Revisiting Distance Metric Learning for Few-Shot Natural Language Classification
This work addresses few-shot learning challenges in NLP classification, offering incremental improvements for language model fine-tuning.
The paper tackled the problem of improving few-shot natural language classification by applying distance metric learning (DML) to fine-tune RoBERTa models, finding that combining categorical cross-entropy loss with ProxyAnchor Loss boosts performance by an average of 3.27 percentage points, with gains up to 10.38 percentage points.
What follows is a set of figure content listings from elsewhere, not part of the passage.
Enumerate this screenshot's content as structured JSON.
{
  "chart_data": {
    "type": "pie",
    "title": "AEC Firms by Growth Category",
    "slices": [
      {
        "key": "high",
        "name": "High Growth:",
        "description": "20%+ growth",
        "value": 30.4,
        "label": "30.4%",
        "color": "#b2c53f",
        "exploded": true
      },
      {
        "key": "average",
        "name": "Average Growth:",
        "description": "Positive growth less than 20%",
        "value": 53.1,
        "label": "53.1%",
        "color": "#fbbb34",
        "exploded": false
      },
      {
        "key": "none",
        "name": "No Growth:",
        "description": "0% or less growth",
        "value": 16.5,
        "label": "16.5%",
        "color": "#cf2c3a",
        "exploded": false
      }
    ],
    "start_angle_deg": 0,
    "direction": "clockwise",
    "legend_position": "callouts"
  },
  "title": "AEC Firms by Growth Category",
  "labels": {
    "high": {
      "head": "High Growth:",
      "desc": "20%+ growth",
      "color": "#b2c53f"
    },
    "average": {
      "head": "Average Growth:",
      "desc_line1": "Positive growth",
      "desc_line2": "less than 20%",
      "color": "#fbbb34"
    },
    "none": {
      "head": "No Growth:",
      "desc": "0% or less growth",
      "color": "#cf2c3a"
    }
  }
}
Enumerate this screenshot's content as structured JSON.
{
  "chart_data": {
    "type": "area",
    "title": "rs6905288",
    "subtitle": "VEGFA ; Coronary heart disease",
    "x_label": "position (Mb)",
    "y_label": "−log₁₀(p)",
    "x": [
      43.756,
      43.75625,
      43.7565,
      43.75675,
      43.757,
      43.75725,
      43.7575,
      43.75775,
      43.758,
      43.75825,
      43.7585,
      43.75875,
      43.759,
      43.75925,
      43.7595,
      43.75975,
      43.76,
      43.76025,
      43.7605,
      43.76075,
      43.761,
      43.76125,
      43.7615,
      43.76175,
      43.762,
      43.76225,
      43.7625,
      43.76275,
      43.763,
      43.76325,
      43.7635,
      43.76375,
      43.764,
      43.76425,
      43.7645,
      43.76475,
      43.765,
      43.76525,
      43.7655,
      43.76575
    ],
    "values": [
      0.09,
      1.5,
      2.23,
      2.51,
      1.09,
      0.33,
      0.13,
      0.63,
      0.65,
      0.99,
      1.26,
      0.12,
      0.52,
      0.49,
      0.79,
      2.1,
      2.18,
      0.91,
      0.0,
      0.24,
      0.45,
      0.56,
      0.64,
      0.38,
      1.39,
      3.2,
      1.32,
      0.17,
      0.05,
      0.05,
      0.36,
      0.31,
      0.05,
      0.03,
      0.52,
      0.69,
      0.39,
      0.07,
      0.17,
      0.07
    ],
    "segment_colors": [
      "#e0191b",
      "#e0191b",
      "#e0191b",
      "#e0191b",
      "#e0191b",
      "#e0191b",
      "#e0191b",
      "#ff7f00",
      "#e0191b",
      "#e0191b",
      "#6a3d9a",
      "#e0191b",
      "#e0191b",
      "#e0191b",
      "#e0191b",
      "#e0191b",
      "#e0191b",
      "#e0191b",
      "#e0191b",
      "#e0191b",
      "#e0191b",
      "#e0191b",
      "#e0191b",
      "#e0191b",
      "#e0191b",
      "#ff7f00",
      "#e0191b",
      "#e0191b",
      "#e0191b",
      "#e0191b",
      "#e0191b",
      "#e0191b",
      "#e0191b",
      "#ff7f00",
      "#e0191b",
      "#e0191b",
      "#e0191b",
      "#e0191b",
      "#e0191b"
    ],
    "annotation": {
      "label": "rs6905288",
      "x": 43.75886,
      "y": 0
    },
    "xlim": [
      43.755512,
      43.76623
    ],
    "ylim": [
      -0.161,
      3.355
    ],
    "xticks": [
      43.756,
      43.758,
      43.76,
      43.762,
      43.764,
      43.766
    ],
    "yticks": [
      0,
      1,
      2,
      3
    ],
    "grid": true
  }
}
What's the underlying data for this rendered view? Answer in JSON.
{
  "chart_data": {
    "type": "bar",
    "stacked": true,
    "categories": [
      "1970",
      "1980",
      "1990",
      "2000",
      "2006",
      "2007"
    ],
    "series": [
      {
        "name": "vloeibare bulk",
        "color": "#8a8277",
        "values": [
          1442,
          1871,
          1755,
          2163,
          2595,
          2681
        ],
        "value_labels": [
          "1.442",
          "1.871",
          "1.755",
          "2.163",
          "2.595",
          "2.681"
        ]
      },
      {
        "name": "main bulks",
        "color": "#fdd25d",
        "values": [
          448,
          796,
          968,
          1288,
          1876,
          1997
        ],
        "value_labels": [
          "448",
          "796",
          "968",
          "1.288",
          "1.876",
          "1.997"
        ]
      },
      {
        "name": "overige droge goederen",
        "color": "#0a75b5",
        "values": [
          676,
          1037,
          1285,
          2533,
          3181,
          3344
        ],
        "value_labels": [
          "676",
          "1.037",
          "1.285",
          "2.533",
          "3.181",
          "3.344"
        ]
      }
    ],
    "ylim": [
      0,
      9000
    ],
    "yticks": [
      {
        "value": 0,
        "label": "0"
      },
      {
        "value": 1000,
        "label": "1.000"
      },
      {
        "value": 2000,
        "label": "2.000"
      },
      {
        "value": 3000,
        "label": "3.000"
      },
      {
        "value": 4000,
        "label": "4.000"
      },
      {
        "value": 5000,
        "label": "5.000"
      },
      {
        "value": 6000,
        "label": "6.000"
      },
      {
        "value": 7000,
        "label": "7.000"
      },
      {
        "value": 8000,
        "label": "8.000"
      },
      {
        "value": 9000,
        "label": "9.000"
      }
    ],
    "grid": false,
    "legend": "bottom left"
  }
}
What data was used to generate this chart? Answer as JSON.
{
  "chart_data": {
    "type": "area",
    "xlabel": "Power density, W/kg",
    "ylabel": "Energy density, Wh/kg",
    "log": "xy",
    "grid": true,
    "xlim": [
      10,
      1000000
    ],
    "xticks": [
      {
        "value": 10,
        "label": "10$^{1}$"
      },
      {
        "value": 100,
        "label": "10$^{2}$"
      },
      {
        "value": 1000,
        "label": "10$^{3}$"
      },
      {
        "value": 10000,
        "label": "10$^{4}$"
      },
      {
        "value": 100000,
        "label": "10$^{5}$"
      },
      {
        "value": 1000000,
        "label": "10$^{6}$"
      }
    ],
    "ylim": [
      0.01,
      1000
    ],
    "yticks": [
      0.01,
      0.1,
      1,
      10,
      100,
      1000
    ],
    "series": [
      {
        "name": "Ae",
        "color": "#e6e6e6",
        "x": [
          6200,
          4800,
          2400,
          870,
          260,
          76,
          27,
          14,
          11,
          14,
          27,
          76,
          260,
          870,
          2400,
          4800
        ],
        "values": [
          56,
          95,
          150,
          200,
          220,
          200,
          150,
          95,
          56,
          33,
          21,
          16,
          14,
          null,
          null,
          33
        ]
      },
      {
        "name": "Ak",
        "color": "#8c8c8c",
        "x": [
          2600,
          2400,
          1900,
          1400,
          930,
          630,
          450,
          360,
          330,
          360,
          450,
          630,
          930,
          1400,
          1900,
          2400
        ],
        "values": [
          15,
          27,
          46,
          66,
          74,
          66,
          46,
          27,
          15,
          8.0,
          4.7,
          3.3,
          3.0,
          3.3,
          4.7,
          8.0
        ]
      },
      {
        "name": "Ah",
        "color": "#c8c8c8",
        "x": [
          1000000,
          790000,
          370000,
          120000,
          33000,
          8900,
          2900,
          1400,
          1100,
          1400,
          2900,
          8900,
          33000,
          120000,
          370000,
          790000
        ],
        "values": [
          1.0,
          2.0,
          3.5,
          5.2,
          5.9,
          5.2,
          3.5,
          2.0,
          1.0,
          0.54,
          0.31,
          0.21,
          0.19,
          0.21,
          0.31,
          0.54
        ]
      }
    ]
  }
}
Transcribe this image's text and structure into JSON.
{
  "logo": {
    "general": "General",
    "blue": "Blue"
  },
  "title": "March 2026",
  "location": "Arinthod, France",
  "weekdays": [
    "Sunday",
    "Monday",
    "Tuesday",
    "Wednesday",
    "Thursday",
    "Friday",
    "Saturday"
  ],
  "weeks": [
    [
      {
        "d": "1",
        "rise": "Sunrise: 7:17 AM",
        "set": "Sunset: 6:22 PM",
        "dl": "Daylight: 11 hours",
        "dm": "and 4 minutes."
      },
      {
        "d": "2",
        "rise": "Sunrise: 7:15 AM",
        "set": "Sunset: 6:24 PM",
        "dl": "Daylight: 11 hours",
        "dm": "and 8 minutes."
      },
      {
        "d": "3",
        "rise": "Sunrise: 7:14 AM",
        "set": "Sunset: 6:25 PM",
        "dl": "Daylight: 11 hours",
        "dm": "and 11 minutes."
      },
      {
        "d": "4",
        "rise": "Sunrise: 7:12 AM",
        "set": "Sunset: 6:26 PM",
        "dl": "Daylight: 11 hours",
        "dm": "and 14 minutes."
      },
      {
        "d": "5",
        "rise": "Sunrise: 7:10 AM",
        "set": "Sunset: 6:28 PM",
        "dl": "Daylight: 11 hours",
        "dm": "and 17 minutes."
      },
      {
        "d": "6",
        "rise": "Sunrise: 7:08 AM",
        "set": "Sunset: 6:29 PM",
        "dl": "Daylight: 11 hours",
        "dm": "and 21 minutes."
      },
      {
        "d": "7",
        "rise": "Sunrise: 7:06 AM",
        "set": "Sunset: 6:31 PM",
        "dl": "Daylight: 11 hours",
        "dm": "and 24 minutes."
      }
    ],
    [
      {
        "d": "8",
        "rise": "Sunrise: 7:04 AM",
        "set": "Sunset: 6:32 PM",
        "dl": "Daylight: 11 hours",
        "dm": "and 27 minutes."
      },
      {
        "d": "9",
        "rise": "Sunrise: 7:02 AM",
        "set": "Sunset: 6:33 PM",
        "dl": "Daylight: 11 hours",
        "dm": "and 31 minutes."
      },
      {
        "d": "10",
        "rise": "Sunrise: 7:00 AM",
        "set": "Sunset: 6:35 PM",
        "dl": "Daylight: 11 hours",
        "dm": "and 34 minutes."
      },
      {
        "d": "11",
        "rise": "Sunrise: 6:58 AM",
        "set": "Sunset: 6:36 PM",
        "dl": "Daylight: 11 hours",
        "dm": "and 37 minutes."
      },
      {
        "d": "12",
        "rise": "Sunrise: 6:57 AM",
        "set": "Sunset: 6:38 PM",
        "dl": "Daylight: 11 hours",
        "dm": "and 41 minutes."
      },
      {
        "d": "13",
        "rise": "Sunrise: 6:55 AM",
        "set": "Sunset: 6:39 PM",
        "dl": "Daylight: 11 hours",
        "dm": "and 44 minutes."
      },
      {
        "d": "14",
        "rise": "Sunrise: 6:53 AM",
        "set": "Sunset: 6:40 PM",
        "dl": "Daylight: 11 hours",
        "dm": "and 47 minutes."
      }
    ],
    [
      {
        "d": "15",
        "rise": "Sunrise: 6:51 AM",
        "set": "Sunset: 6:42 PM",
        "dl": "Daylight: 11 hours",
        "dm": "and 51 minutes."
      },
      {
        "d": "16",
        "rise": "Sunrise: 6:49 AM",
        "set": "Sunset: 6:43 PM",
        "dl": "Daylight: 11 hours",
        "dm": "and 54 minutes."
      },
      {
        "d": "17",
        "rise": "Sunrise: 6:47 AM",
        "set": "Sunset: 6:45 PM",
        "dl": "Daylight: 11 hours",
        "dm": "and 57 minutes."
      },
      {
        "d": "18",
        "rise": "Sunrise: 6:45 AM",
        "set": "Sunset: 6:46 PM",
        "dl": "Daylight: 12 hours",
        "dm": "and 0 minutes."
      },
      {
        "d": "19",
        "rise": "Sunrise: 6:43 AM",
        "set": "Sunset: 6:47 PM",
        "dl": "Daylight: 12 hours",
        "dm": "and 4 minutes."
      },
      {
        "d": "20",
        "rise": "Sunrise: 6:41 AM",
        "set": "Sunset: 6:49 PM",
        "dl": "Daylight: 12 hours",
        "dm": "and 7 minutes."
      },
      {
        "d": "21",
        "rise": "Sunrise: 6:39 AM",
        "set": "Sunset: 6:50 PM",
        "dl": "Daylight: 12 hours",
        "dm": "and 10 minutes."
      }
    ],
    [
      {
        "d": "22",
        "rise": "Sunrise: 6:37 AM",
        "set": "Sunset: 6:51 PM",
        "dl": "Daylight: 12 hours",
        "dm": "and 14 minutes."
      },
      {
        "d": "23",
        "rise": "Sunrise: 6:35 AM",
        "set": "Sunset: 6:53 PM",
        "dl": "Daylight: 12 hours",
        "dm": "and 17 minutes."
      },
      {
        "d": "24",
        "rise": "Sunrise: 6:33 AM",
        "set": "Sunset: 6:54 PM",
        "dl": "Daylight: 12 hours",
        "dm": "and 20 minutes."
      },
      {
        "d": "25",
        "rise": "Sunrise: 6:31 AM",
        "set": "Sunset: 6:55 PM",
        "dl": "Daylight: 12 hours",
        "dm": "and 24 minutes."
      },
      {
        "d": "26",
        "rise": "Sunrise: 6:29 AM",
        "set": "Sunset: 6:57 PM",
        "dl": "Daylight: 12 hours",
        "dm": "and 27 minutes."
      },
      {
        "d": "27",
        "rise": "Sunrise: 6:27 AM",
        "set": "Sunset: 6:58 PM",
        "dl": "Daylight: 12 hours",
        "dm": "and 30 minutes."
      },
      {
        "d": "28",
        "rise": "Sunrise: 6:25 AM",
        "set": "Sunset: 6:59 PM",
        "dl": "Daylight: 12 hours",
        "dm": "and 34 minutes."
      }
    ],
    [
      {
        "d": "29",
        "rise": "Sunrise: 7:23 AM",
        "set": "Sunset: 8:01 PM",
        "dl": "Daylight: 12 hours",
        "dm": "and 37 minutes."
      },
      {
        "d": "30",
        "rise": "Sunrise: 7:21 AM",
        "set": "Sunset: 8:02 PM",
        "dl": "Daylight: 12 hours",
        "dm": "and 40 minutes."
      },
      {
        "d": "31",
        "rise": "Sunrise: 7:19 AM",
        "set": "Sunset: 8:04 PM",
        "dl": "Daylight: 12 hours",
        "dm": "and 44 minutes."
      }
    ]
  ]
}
Distance Metric Learning (DML) has attracted much attention in image processing in recent years. This paper analyzes its impact on supervised fine-tuning language models for Natural Language Processing (NLP) classification tasks under few-shot learning settings. We investigated several DML loss functions in training RoBERTa language models on known SentEval Transfer Tasks datasets. We also analyzed the possibility of using proxy-based DML losses during model inference. Our systematic experiments have shown that under few-shot learning settings, particularly proxy-based DML losses can positively affect the fine-tuning and inference of a supervised language model. Models tuned with a combination of CCE (categorical cross-entropy loss) and ProxyAnchor Loss have, on average, the best performance and outperform models with only CCE by about 3.27 percentage points -- up to 10.38 percentage points depending on the training dataset.